Dean Martelli (UK born, 20 April 1961) threw The Sex Pistols, The Clash, Sham 69 and 999 into the mix, and name-checked his Burns Flyte guitar: the same one featured on the front cover of AK79. Peter Mesmer (born in New York, 18 December 1956) was educated at Auckland’s Selwyn College and pointed towards the previous rock and roll era as inspiration. His Rosmini College alum John No One (27 February 1959) indicated Joe Strummer was a vocalist he favoured. He joined originally as bassist and switched to guitar when Chris Orange returned from the UK.
Orange (1 November 1959) had seen The Clash, The Damned and The Ramones in London and played Fender Precision bass. Reggae, Stiff Little Fingers and Slade featured on Orange’s playlist, while the bass players he liked were Glen Matlock, The Enemy’s Mick Dawson and John Entwistle.
Before the year turned, AK79 would be in the shops, with two strong Terrorways songs among its 12 tracks. Fittingly, given the group’s live set, The Terrorways contribution was one original (‘Never Been To Borstal’) and one cover, the 1964 New Zealand classic ‘She’s A Mod’. Ray Columbus gave the new version of his most famous song, the thumbs up, “even if they did get a few words wrong” (Australian Women’s Weekly, July 1981).
On 29 August 1979, the band, plus The Primmers played the final night at Zwines and on 1 December played what they said was their final gig at Mainstreet.

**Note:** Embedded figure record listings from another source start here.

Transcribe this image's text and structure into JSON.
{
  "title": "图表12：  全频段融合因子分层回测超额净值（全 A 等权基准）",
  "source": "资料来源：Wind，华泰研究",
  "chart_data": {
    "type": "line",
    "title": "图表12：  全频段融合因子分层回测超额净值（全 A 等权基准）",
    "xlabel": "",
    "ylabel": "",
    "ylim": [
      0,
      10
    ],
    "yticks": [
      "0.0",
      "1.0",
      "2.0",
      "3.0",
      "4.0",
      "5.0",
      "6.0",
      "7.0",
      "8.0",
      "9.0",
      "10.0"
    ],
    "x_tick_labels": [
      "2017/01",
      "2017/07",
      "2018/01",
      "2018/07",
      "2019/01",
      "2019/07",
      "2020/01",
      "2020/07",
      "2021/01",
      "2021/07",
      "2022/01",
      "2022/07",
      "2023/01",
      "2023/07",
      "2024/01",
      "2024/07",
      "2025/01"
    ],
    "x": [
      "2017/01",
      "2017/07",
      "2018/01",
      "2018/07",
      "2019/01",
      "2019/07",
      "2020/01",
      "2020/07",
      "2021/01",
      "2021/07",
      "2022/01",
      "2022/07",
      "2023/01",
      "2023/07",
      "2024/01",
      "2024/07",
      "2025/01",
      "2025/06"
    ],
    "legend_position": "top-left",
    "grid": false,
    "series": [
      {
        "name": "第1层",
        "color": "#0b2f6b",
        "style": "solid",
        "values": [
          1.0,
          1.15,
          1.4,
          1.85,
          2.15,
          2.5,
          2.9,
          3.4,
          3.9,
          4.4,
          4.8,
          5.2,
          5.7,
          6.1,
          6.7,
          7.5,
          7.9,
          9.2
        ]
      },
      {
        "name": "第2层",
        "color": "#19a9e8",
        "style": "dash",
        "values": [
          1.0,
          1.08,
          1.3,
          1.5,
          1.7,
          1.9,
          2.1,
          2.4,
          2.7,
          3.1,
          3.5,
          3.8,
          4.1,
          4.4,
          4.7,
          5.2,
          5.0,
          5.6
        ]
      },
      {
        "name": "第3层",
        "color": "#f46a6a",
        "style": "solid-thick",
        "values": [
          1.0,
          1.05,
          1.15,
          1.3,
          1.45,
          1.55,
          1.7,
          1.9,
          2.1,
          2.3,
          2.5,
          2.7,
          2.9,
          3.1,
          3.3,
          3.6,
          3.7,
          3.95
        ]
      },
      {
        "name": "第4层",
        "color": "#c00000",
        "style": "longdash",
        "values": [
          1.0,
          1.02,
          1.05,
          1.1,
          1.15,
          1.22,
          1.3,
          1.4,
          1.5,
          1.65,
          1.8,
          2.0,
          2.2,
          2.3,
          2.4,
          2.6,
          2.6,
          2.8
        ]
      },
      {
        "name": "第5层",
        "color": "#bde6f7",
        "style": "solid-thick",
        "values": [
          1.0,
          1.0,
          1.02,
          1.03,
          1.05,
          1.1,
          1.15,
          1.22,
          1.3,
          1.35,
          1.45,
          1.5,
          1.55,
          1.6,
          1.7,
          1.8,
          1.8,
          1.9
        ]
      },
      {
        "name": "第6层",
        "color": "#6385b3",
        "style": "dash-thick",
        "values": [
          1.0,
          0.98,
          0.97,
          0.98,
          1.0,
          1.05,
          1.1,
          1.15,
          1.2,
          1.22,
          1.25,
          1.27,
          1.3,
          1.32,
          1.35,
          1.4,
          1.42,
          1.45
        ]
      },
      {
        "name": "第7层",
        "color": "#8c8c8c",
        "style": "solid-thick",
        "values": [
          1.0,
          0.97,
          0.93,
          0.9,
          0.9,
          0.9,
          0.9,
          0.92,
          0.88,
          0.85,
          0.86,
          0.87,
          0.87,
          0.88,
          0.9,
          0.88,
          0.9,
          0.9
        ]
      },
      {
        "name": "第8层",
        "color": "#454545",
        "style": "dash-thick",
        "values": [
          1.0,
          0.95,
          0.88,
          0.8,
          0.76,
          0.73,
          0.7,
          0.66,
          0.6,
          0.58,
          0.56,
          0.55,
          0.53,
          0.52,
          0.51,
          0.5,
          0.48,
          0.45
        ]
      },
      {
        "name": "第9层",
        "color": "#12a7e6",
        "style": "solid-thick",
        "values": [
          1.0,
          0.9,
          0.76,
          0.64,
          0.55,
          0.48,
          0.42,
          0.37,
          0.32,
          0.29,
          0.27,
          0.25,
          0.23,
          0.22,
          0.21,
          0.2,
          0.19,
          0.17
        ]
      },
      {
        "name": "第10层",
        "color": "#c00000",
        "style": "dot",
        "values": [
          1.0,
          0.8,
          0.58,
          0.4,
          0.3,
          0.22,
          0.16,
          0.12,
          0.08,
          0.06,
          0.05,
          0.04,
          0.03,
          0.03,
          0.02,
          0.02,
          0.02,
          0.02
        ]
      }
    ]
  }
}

However, The Terrorways reformed in March 1980 with a Toy Love support at the Windsor Castle. Sometime in the following months, they captured ‘Short Haired Rock and Roll’ with producers Bryan Staff and Mike Chunn, released in May shortly after the band’s demise. In mid-October, however, there was another brief Terrorways reformation for a belated farewell gig at XS Café in mid-October 1980.
Kerry Buchanan next joined rockabilly act The Wild Matadors, who had two tracks on the 1983 Ode Records genre compilation, Rockin’ In the Streets. Over the next few decades, Buchanan was an erudite presence working at Auckland’s second-hand record stores. He was a regular writer for Rip It Up in the 1980s and Real Groove magazine’s hip-hop columnist for many years. He wrote the liner notes to the 1993 Propeller/Flying Nun reissue of AK79.
After The Terrorways break-up, Pete Mesmer and Gary Hunt formed The SOBs with Michael Lawry and Hamish Kilgour. Dean Martelli later joined Rebel Truce whose track ‘The Man Inside’ appeared on the Class of 81 compilation. Chris Orange joined The Features in 1980, later moving to Japan for some years before returning to New Zealand. Gary Hunt worked as a roadie for Spandau Ballet in the UK and became a metal furniture designer.
It would be 28 years before The Terrorways revived their second generation Kiwi punk/bovver boy rock for the AK79 reunion. The extra LP on the unofficial 2008 reissue of AK79 featured Rooter’s previously unreleased 1979 take on Fleetwood Mac’s ‘Somebody’s Gonna Get Their Head Kicked In Tonight’, alongside the three existing Terrorways recordings. At the two reunion gigs in Auckland, approximately 100 copies of a limited-edition CD were made available. Short-Haired Rock and Roll featured a Rooter demo from 1978, five studio Terrorways recordings from 1979-80, and 18 tracks from a 1979 Terrorways live recording. Several rock and roll classics (‘Be My Baby’, ‘Lipstick on Your Collar’, ‘River Deep Mountain High’) were included among The Terrorways originals; the final track was ‘Borstal Breakout’.